From beneath the tree, Petie watched the women begin to load their cleaning supplies into their cars.

“Where’s the girl?” one of them said.

“She must be out here somewhere. She’s a strange little thing, isn’t she? What do you make of a child like that? I sure wouldn’t want my kids around her much. There’s something wild about her—something feral.”

Eula Coolbaugh broke away and squished towards Petie across the sodden yard. “We’re all done, honey,” she called. “You can tell your daddy the place’s been put right and your mama’s things are in a box by the bureau.” She reached Petie and scribbled something on a piece of paper. “If you need anything, hon, you call me. This is my phone number.” Petie allowed the paper to be tucked into the pocket of her jeans but she didn’t speak or move.

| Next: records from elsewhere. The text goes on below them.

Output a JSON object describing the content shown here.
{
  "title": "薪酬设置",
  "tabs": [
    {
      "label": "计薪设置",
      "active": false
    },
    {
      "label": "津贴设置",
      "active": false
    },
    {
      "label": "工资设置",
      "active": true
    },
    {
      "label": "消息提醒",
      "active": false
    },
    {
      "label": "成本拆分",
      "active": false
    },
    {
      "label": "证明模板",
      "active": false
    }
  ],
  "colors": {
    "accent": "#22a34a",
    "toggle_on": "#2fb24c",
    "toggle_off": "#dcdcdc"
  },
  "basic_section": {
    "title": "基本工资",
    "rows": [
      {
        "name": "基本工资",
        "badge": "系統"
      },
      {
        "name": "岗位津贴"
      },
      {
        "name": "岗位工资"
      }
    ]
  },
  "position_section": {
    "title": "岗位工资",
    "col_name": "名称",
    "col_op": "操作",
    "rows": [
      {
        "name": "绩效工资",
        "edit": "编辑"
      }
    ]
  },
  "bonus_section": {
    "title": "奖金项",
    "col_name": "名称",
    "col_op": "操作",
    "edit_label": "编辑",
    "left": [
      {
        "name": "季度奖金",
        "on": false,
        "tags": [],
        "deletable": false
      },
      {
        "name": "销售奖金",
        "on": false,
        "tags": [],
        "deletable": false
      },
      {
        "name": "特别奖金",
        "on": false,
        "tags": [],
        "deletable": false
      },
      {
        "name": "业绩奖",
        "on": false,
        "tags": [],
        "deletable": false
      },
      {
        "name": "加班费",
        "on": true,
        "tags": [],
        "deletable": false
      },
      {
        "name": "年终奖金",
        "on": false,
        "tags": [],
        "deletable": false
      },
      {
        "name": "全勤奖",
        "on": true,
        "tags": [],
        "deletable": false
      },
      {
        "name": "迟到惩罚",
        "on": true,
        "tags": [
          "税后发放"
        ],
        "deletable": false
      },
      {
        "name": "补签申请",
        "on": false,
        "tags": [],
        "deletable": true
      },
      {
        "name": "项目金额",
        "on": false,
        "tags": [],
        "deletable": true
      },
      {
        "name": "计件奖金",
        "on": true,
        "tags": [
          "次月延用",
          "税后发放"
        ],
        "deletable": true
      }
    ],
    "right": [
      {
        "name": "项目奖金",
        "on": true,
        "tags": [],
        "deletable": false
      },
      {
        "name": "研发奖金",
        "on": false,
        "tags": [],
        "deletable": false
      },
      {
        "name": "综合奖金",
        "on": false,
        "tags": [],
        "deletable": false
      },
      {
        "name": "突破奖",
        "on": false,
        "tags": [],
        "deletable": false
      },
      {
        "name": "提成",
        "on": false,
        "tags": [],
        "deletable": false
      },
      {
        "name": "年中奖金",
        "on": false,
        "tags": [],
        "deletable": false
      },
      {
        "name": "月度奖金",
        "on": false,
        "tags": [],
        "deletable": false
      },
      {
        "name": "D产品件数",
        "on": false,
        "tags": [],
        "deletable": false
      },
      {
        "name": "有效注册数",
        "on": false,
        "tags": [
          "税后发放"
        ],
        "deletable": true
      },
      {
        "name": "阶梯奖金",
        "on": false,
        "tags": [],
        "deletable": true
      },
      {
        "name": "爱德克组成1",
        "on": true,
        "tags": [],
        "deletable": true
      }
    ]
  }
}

When all the women had finally driven away Petie brought out a broken spade she’d found once by the side of the road and dug a hole. She dug it wide and deep and smooth and clean and then she unwrapped the
shreds of tissue paper and took out the chipped teacup and its saucer.
There’s nothing in this world as lonely as a saucer without a cup. You take it, too, honey. They belong together
.

She closed her eyes and turned the cup in her hands, knowing that if God had bones they would surely feel like this, so smooth and cool and strong. She placed the saucer in the ground first, packing dirt beneath and around it, and then nested the teacup in its circle. She buried them together, perfectly paired and cradled in an everlasting embrace, marked by nothing but a smooth, clean place in the dirt beneath the tree. When she was done she turned her back on the house for the last time, crossed her thin arms over her chest and walked up Chollum Road. At its end, it became nothing but a dirt trail into the woods. And there, under the dripping trees, was the little cripple-backed trailer.

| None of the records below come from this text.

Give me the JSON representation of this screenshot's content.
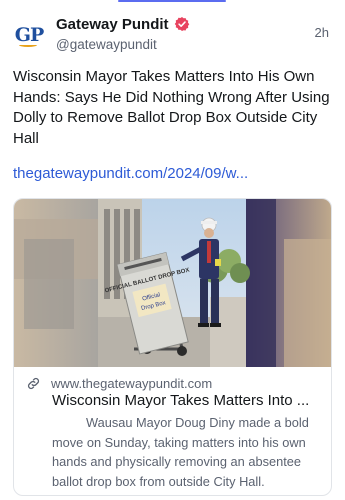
{
  "post": {
    "author": {
      "display_name": "Gateway Pundit",
      "handle": "@gatewaypundit",
      "avatar_text": "GP",
      "verified": true
    },
    "timestamp": "2h",
    "text": "Wisconsin Mayor Takes Matters Into His Own Hands: Says He Did Nothing Wrong After Using Dolly to Remove Ballot Drop Box Outside City Hall",
    "link_text": "thegatewaypundit.com/2024/09/w..."
  },
  "card": {
    "domain": "www.thegatewaypundit.com",
    "title": "Wisconsin Mayor Takes Matters Into ...",
    "description": "Wausau Mayor Doug Diny made a bold move on Sunday, taking matters into his own hands and physically removing an absentee ballot drop box from outside City Hall.",
    "image": {
      "box_text": "OFFICIAL BALLOT DROP BOX",
      "sign_text_1": "Official",
      "sign_text_2": "Drop Box"
    }
  },
  "colors": {
    "link": "#2e5bd6",
    "verified_badge": "#e8435f",
    "text_primary": "#14171a",
    "text_secondary": "#5b6270"
  },
  "icons": {
    "verified": "verified-badge-icon",
    "link": "link-icon"
  }
}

Old Man was already inside, sitting on a rickety cot smoking a cigarette and nursing a beer. A sleeping bag had been thrown down on the narrow sleeping platform across from him. “That’s yours,” he told Petie, jutting his chin in that direction. “Drawers are underneath. Your clothes are in there. Bucket’s out back—you use that as a toilet. Dump it out and bury it when you’ve finished your business, then hang the bucket back on the tree. Water’s in that jug out the door. Clean yourself when you need to. There’s a towel somewhere around here. If you get cold, deal with it. We’re not going to be using a bunch of propane every time. Heater’s only for evening, and only when I tell you. Same with that lantern—don’t you be using it unless I give you permission. I know you skinny kids, you’re always cold, always wanting to turn the damn heat up.”

Petie sat on the sleeping platform.

“What are you staring at?” Old Man said. “You and her, you’re both always staring at me like I’m some piece of trash someone drug in. Don’t you go staring at me, girl.”

Petie dropped her eyes. “Is there food?”

Old Man pointed his beer bottle towards an old Igloo cooler and, on top of it, a beat-up camp stove like the one Petie had seen at Camp Twelve. She moved it to the floor and lifted the cooler lid. Inside were six bottles of beer, a package of hot dogs and a package of American cheese.
“You do all the cooking now,” Old Man told her. “Your mama must have taught you something about it, not that she could cook worth a damn—God almighty but that woman
could not cook
. I never had worse food in my life. Hell, it’s probably what gave her that cancer. First woman on earth to die of her own cooking. What d’you think?”

Old Man snorted at his own little joke, taking a long pull on the beer that Petie judged to be his third or fourth bottle. Fewer than that and he didn’t ask questions; more than that and he didn’t want answers, though Petie generally had them in her head. For instance, she knew that her mother’s cooking was bad because you can’t make good food when you’re in a sustained state of terror. Old Man was always ugliest to her at mealtimes, baiting her, bumping her so she’d put her hand on the hot pans to keep from falling. The finest cream would curdle in a kitchen like that. Petie knew this as surely as she knew that Old Man had put her mama in hell. It wasn’t just that he’d had her cremated. It was that he’d told her, over and over, “Paula, you will never get away from me, not even in your deepest dreams. You’re mine in this world and I’ll see you in hell when it’s done.” That’s what Petie hadn’t told Eula Coolbaugh back there in the old house. “I’m onto you, Paula,” she’d heard him hiss. “I can read your thoughts, I can see clear into your mind. You will burn in hell forever and there’s not a goddamn thing you can do about it.”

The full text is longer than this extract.